Always interested to hear from people who’ve read the book – and I’m always pleased to respond to questions it may have raised too. One from the other day:
I was very intrigued by your premise of a linear narrative of the way humanity’s relationship with God changes over time and even more by the idea that God could be learning along the way. I’ve long had a theological black hole in trying to reconcile the “Alpha & Omega” God who is outside of space and time with the narrative we read which seems to show the jealous and often cruel and bloodthirsty dictator of the OT find a better way in the end. I’d really be interested for you to expand your thoughts on this…
It may seem like the blagger in me to say this, but this is something I covered in more depth in The Complex Christ – so definitely have a read!
What I try to unpack there is the impossibility of separating the ‘truth‘ about God from our embedded-in-history perceptions of God. Because God is fundamentally abstract – despite what some choruses say we cannot meet God and explore God’s character in the same way we might do another person – we are left having to look back on God’s actions in history through the lens of the perceptions about God that our antecendents had.
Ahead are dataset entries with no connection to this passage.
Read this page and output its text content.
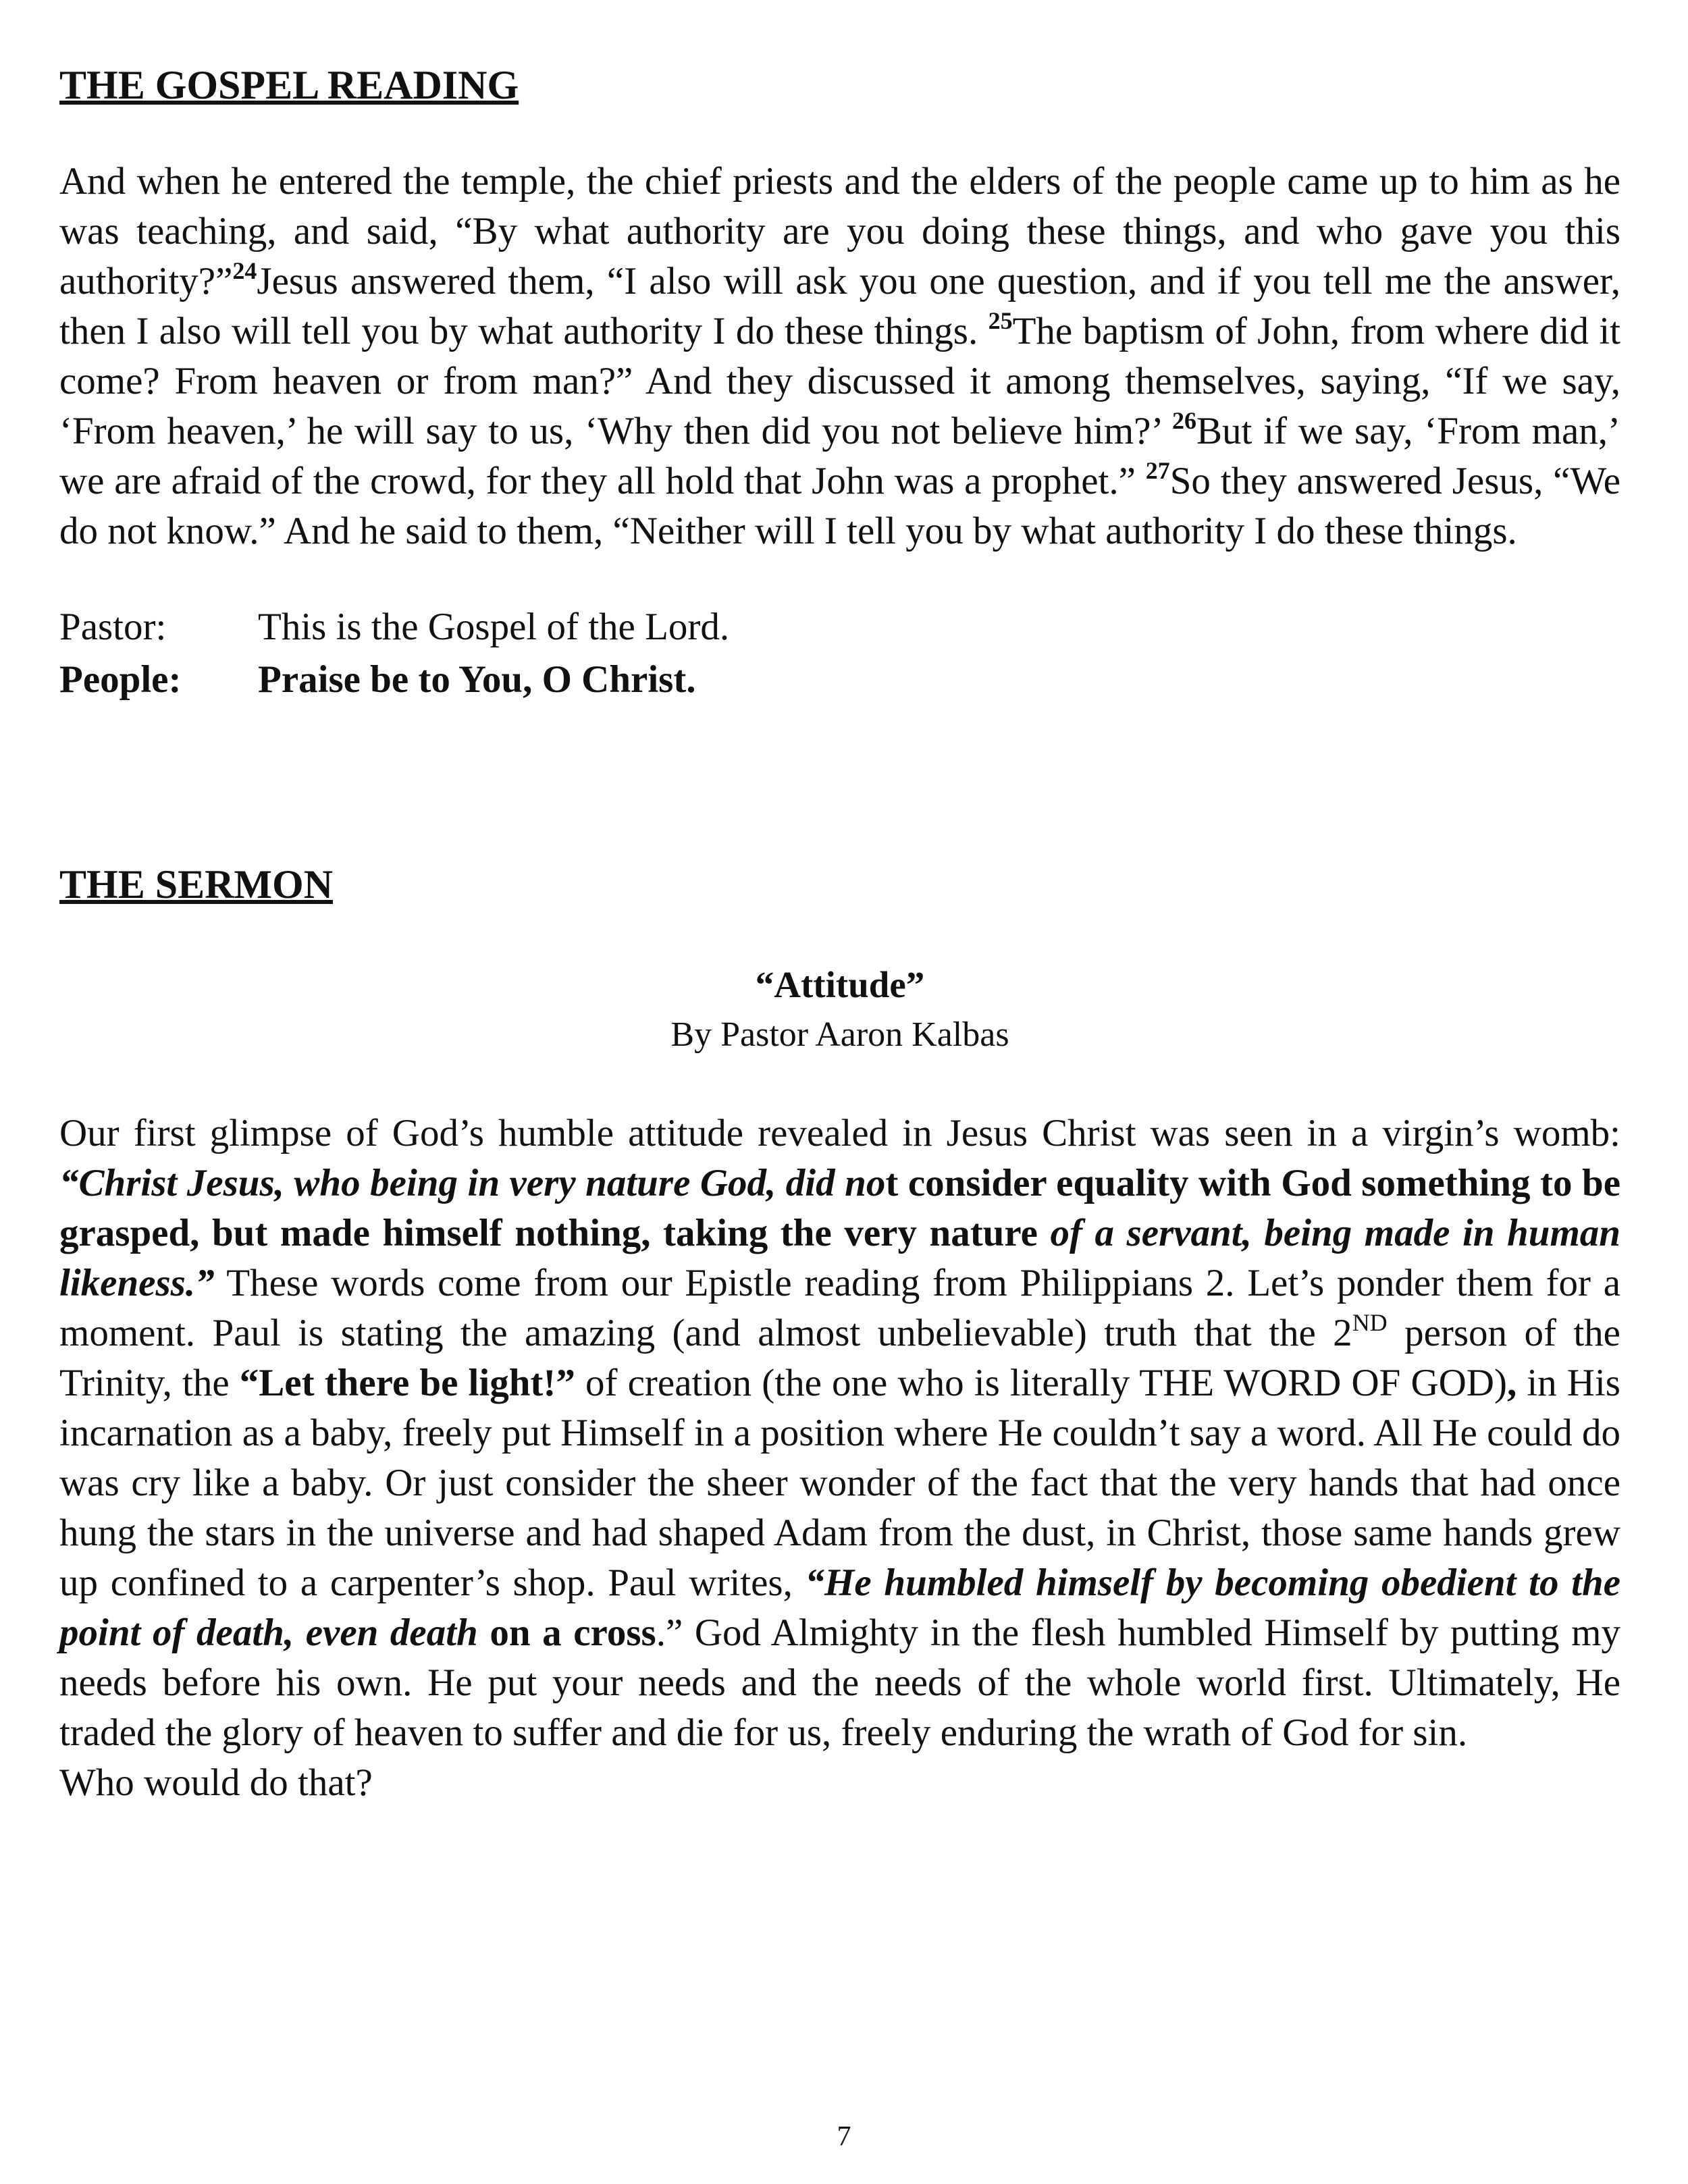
THE GOSPEL READING

And when he entered the temple, the chief priests and the elders of the people came up to him as he was teaching, and said, “By what authority are you doing these things, and who gave you this authority?”$^{24}$Jesus answered them, “I also will ask you one question, and if you tell me the answer, then I also will tell you by what authority I do these things. $^{25}$The baptism of John, from where did it come? From heaven or from man?” And they discussed it among themselves, saying, “If we say, ‘From heaven,’ he will say to us, ‘Why then did you not believe him?’ $^{26}$But if we say, ‘From man,’ we are afraid of the crowd, for they all hold that John was a prophet.” $^{27}$So they answered Jesus, “We do not know.” And he said to them, “Neither will I tell you by what authority I do these things.

Pastor:	This is the Gospel of the Lord.
People:	Praise be to You, O Christ.
THE SERMON
“Attitude”
By Pastor Aaron Kalbas

Our first glimpse of God’s humble attitude revealed in Jesus Christ was seen in a virgin’s womb: “Christ Jesus, who being in very nature God, did not consider equality with God something to be grasped, but made himself nothing, taking the very nature of a servant, being made in human likeness.” These words come from our Epistle reading from Philippians 2. Let’s ponder them for a moment. Paul is stating the amazing (and almost unbelievable) truth that the 2ND person of the Trinity, the “Let there be light!” of creation (the one who is literally THE WORD OF GOD), in His incarnation as a baby, freely put Himself in a position where He couldn’t say a word. All He could do was cry like a baby. Or just consider the sheer wonder of the fact that the very hands that had once hung the stars in the universe and had shaped Adam from the dust, in Christ, those same hands grew up confined to a carpenter’s shop. Paul writes, “He humbled himself by becoming obedient to the point of death, even death on a cross.” God Almighty in the flesh humbled Himself by putting my needs before his own. He put your needs and the needs of the whole world first. Ultimately, He traded the glory of heaven to suffer and die for us, freely enduring the wrath of God for sin.

Who would do that?

7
In other words, it is impossible to pare apart saying that ‘God has matured over time’ and ‘our perceptions of what God is like have matured over time.’
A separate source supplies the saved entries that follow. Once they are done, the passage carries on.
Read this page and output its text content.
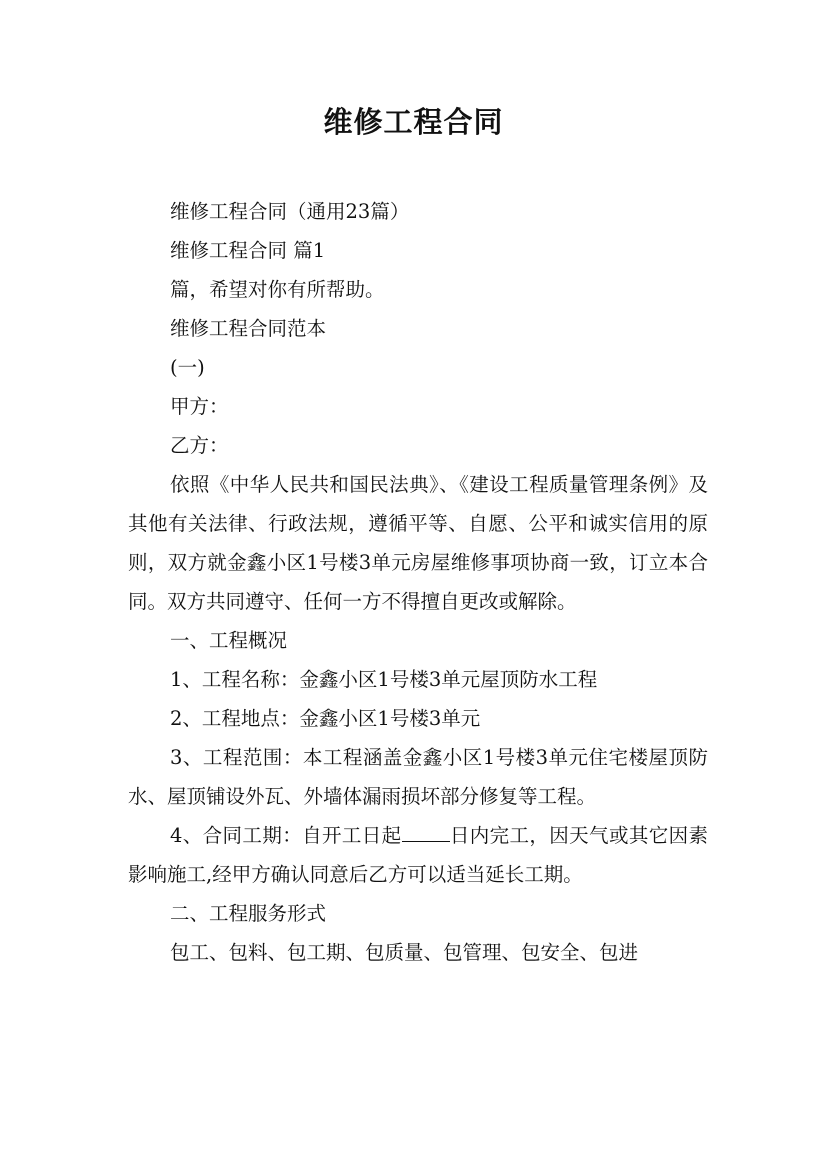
维修工程合同

维修工程合同（通用23篇）

维修工程合同 篇1

篇，希望对你有所帮助。

维修工程合同范本

(一)

甲方：

乙方：

依照《中华人民共和国民法典》、《建设工程质量管理条例》及其他有关法律、行政法规，遵循平等、自愿、公平和诚实信用的原则，双方就金鑫小区1号楼3单元房屋维修事项协商一致，订立本合同。双方共同遵守、任何一方不得擅自更改或解除。

一、工程概况

1、工程名称：金鑫小区1号楼3单元屋顶防水工程

2、工程地点：金鑫小区1号楼3单元

3、工程范围：本工程涵盖金鑫小区1号楼3单元住宅楼屋顶防水、屋顶铺设外瓦、外墙体漏雨损坏部分修复等工程。

4、合同工期：自开工日起 日内完工，因天气或其它因素影响施工,经甲方确认同意后乙方可以适当延长工期。

二、工程服务形式

包工、包料、包工期、包质量、包管理、包安全、包进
I think this helps us to deal with the apparent paradox of a timeless God who behaved like a violent teenager in the Old Testament, and then tries to be all peaceable and loving in the New. It’s not that God has changed, but rather that society changed. This of course raises some very interesting questions about the nature of religion and the way in which cultures project their desires onto an invisible deity – and how we can ever discern the ‘truth’ about God.